Al-Ansor, Tumpuan Pendidikan Agama di Bantaran Sungai Cikaso

Pesantren Al-Ansor sangat terkenal di kalangan masyarakat pinggir sungai Cikaso. Pesantren yang telah berdiri sejak 1990 itu telah menjadi kepercayaan ratusan keluarga menitipkan anak-anak mereka untuk menimba ilmu.

Pesantren Al-Ansor di sisi Sungai Cikaso. (ACTNews)

ACTNews, SUKABUMI – Berada di sisi sungai nan teduh menjadi potret tempat belajar bagi puluhan anak-anak di sekitar sungai Cikaso. Tempat itu adalah Pesantren Al-Ansor, di Desa Ciloma, Kecamatan Cibitung, Kabupaten Sukabumi. 

Pesantren ini sangat terkenal di kalangan masyarakat pinggir sungai Cikaso. Bukan hanya karena telah berdiri sejak tahun 1990, tetapi juga karena kualitas lingkungan pendidikannya. Ratusan keluarga telah memercayakan anak-anak mereka menimba ilmu di Pesantren Al-Ansor. 

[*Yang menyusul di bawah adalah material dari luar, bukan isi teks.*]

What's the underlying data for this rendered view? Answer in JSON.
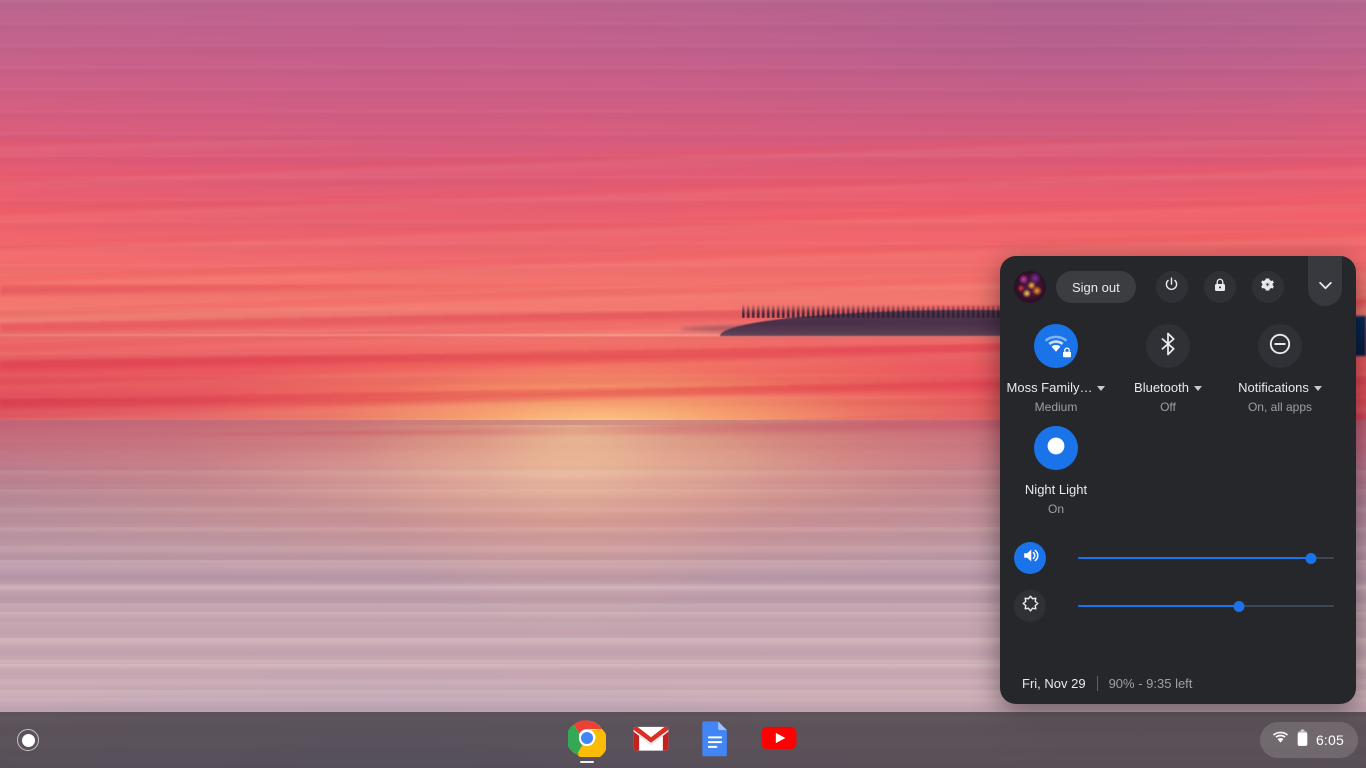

Madrasah berusia 30 tahun itu berbeda dari pesantren kebanyakan. Di Al-Ansor, para siswa mulai berdatangan setiap sore. Mereka berjumlah 80 orang, usianya sekitar 7-17 tahun, lengkap dengan pakaian seragam gamis, batik, dan kopiah.

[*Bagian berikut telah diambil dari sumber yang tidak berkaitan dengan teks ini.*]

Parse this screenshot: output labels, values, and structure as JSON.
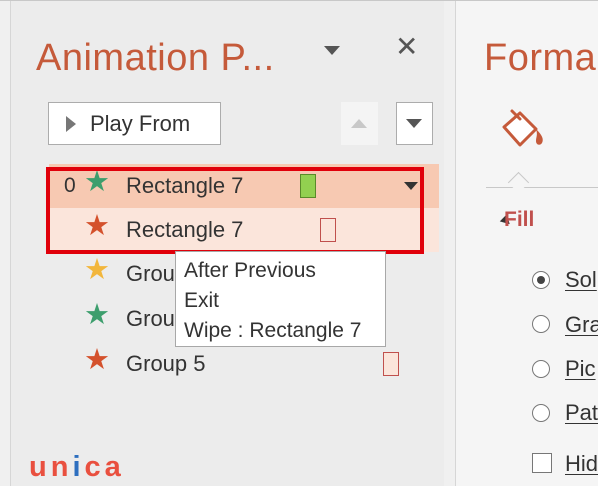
{
  "animation_pane": {
    "title": "Animation P...",
    "play_from_label": "Play From",
    "items": [
      {
        "index": "0",
        "label": "Rectangle 7",
        "star_color": "#3d9e6d"
      },
      {
        "index": "",
        "label": "Rectangle 7",
        "star_color": "#d4512c"
      },
      {
        "index": "",
        "label": "Grou",
        "star_color": "#f2b63c"
      },
      {
        "index": "",
        "label": "Grou",
        "star_color": "#3d9e6d"
      },
      {
        "index": "",
        "label": "Group 5",
        "star_color": "#d4512c"
      }
    ],
    "tooltip": {
      "line1": "After Previous",
      "line2": "Exit",
      "line3": "Wipe : Rectangle 7"
    }
  },
  "format_pane": {
    "title": "Forma",
    "section": "Fill",
    "options": [
      {
        "label": "Sol",
        "type": "radio",
        "checked": true
      },
      {
        "label": "Gra",
        "type": "radio",
        "checked": false
      },
      {
        "label": "Pic",
        "type": "radio",
        "checked": false
      },
      {
        "label": "Pat",
        "type": "radio",
        "checked": false
      },
      {
        "label": "Hid",
        "type": "checkbox",
        "checked": false
      }
    ]
  },
  "brand": {
    "part1": "un",
    "part2": "i",
    "part3": "ca"
  },
  "colors": {
    "accent": "#c55a3a",
    "selection_outline": "#e0000a",
    "selected_row": "#f7c9b2",
    "secondary_row": "#fbe5db",
    "green_bar": "#92d050"
  }
}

Sebagian besar anak-anak datang menggunakan sampan, sebab rumah dan pesantren di batasi oleh Sungai Cikaso. Butuh waktu setengah jam hingga satu jam untuk sampai. Setelah sampai di pesantren, mereka akan bersiap-siap untuk menyambut magrib. Anak laki-laki biasanya bermain, bercanda dengan sesama, atau saling usil. Sedangkan anak perempuan membersihkan atau membantu ustazah memasak makan malam. Sebelum waktu magrib, ada yang langsung menyantap makan malam, beberapa menunggu magrib selesai.